State-Sponsored Hackers Steal FireEye Red Team Security Testing, Assessment Tools

 State-sponsored hackers have attacked FireEye and stolen the cybersecurity company’s Red Team penetration testing and assessment tools, FireEye disclosed in an SEC filing on December 8, 2020. FireEye is concerned the hackers will potentially use the stolen Red Team penetration testing tools to attack additional companies. As a precaution, the company is sharing countermeasures to help potential targets mitigate attacks.

The Cybersecurity and Infrastructure Security Agency (CISA), part of the U.S. Department of Homeland Security, issued this warning about the stolen FireEye tools.

FireEye CEO Kevin Mandia

Among the key FireEye disclosures in the SEC filing:

1. State Sponsored Actor?: The attacker was a “highly sophisticated cyber threat actor” whose “discipline, operational security, and techniques lead us to believe it was a state-sponsored attack.” CEO Kevin Mandia believes the atack involves a “nation with top-tier offensive capabilities.”

2. FireEye Tools Were the Specific Target: This attack specifically targeted FireEye, and used methods that “counter security tools and forensic examination.” Hackers attacked “used a novel combination of techniques not witnessed by us or our partners in the past.” The attacker targeted and accessed certain Red Team assessment tools that FireEye uses to test our customers’ security.

3. FBI, Microsoft Assist Investigation: FireEye is investigating the attack in coordination with the Federal Bureau of Investigation and other key partners, including Microsoft.

4. Defending Against the Red Team Tools: FireEye is proactively “releasing methods and means to detect the use of our stolen Red Team tools.” The company doesn’t know if the attacker intends to use the Red Team tools or to publicly disclose them. FireEye has developed more than 300 countermeasures for customers and the community at large to use in order to minimize the potential impact of the theft of these tools.

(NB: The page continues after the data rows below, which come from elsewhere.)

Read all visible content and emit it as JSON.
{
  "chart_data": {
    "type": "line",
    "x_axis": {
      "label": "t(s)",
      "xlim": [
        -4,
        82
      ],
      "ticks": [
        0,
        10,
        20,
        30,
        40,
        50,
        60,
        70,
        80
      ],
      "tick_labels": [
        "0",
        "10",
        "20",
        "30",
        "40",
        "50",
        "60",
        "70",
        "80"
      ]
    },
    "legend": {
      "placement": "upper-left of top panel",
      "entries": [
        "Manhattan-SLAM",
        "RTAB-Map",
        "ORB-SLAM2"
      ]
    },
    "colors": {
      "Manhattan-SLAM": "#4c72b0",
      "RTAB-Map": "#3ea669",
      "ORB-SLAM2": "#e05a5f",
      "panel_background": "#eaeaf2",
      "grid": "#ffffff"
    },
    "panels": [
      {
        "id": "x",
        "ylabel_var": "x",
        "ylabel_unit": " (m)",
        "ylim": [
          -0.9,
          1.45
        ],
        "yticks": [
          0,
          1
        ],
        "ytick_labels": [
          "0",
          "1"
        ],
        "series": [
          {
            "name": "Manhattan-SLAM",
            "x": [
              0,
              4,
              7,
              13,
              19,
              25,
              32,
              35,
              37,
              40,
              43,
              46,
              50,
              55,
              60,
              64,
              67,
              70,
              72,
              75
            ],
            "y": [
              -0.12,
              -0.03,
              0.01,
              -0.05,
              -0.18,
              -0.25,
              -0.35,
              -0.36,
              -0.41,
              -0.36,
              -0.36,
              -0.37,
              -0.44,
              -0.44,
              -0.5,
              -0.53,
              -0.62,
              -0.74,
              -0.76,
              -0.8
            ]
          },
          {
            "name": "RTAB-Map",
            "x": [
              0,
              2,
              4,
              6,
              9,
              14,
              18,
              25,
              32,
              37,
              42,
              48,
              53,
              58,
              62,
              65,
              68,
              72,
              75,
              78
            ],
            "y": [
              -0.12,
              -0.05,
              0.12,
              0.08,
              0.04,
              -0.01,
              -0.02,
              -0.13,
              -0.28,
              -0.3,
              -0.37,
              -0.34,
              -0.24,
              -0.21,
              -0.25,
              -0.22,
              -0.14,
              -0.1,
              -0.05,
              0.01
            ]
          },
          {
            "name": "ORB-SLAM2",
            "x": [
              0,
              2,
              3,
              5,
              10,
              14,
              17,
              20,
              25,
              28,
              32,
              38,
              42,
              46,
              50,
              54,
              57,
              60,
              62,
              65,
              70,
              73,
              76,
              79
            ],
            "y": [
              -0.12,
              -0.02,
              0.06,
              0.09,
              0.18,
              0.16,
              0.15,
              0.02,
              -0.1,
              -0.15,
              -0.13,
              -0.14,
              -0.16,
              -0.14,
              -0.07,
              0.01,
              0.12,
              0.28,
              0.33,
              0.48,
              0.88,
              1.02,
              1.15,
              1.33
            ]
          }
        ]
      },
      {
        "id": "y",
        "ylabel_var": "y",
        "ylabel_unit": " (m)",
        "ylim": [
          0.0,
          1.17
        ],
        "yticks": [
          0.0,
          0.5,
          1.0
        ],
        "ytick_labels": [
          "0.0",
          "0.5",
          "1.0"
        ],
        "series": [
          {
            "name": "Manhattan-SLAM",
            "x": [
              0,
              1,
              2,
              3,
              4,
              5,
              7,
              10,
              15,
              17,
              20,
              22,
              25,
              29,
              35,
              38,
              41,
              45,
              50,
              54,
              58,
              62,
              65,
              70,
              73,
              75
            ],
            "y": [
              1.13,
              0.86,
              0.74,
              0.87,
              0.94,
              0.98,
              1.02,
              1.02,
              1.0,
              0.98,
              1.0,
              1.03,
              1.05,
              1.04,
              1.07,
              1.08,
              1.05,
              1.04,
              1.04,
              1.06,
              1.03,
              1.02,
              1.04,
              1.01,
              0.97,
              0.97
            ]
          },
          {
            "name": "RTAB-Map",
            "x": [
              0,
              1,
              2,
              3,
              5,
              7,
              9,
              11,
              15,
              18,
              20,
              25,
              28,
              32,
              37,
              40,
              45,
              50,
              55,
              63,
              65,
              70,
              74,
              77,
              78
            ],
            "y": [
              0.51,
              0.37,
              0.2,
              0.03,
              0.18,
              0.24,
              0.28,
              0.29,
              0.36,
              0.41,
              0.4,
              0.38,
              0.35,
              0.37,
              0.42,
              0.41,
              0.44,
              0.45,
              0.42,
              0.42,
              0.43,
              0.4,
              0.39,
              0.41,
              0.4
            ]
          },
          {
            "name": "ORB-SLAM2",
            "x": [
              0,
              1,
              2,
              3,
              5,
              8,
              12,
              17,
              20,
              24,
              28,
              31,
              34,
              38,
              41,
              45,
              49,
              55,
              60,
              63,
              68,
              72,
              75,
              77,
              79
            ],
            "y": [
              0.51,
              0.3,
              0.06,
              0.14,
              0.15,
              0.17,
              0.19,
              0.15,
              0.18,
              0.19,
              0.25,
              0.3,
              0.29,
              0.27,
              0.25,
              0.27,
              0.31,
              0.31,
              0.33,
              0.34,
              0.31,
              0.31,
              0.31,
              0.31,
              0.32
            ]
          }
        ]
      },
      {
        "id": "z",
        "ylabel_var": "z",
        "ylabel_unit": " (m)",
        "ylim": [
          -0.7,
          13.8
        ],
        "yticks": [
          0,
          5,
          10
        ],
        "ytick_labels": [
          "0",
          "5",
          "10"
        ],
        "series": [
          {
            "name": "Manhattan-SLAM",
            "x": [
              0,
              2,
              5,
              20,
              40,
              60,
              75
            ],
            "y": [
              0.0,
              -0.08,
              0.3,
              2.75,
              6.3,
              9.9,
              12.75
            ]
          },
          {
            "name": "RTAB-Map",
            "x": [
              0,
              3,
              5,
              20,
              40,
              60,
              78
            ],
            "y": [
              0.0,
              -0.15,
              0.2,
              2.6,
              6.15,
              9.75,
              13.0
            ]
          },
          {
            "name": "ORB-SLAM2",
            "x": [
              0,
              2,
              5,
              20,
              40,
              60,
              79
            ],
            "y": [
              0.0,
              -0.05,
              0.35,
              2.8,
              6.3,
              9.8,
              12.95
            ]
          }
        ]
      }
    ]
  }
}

5. No Additional Attacks So Far: FireEye has seen no evidence to date that any attacker has used the stolen Red Team tools, but continues to monitor for their use.

6. Customer Information Targeted, But Not Stolen: The attacker primarily sought information related to certain government customers. While the attacker was able to access some of FireEye’s internal systems, there’s no evidence (so far) that the attacker exfiltrated data from the company’s customer information, incident response or consulting engagements or the metadata collected by products in the dynamic threat intelligence systems. FireEye plans to contact customers directly if it discovers any information was detected.

7. More Details: If/when more details become available, FireEye will disclose the information via its corporate blog.